Dicht an dicht standen die Besucher entlang der Festzugsroute. Vor allem am Platzl und am Stadtplatz waren Menschenmassen, die mit Applaus nicht geizten. Sie bekamen aber auch Fantastisches zu sehen: Aufwendig, mit viel Liebe zum Detail gestaltete Festwägen, Pferde in scheppernden und glänzenden Geschirren, bunte Trachten, historische Kostüme, bestens aufgelegte Musikanten.
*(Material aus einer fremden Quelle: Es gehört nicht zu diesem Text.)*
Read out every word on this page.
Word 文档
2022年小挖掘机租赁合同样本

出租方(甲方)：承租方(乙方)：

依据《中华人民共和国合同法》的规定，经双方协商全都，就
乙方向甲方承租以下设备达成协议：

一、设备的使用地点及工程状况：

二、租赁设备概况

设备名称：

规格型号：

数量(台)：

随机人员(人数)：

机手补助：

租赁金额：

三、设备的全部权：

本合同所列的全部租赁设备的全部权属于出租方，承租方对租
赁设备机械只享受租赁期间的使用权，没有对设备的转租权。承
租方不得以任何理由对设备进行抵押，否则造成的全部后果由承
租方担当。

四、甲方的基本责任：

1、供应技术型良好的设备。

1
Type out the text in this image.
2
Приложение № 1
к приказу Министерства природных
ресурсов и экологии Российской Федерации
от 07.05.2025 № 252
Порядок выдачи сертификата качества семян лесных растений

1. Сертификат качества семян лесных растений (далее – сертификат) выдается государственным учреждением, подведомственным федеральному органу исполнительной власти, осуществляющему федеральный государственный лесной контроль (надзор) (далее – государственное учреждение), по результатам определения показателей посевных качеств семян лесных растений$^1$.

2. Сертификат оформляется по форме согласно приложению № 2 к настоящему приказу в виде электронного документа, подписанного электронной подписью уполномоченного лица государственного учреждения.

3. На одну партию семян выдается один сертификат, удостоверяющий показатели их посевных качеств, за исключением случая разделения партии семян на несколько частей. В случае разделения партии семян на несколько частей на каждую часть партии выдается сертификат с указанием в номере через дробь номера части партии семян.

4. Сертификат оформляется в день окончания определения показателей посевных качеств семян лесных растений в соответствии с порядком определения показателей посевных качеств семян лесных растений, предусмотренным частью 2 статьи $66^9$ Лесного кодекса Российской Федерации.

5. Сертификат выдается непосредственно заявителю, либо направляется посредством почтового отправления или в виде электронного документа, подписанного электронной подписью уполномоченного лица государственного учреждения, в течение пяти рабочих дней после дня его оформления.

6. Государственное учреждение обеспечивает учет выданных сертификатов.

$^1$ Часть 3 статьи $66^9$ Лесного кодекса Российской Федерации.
Nachwuchssorgen brauchen sich die Festzug-Macher wohl nicht zu machen. Viele Kinder, manche wie der kleine Koch Nepomuk oder Emma mit ihrem Leiterwagl gerade mal drei Jahre alt, waren mit von der Partie. Stark vertreten, auch musikalisch, waren die Regener Partnerstädte Roth und Eschwege. Und auch die Polit-Prominenz weiß, was sie an einem Pichelsteiner-Sonntag zu tun hat: Beim Festzug aus einer Kutsche den vielen Zuschauern zuzuwinken. Das tat gestern nicht nur Landrat Michael Adam, das taten auch MdB Alois Rainer und Staatsminister Helmut Brunner

Festzug-Macher als Bier-Erfinder
Sogar der Stadtpfarrer war einer der Aktiven auf einem Festwagen. Obwohl er als Petrus hinter seinem Rauschebart vermutlich ganz schön ins Schwitzen kam, versprühte er von seinem Thron im Himmel beste Laune. Seit gestern ist es nun öffentlich: "Auch im Himmel droben, duat man‘s Falter-Bier recht loben". Auch ein anderer scheint mit der Qualität des Pichelsteiner-Bieres sehr zufrieden zu sein: Gambrinus, der legendäre niederländische König, der als Erfinder des Bierbrauens gilt, war auf seinem Festwagen hervorragend aufgelegt. Hinter der roten Mähne und dem gewaltigen Vollbart verbarg sich der kreativste Kopf der Festzugs-Gestalter: Manfred Homolka.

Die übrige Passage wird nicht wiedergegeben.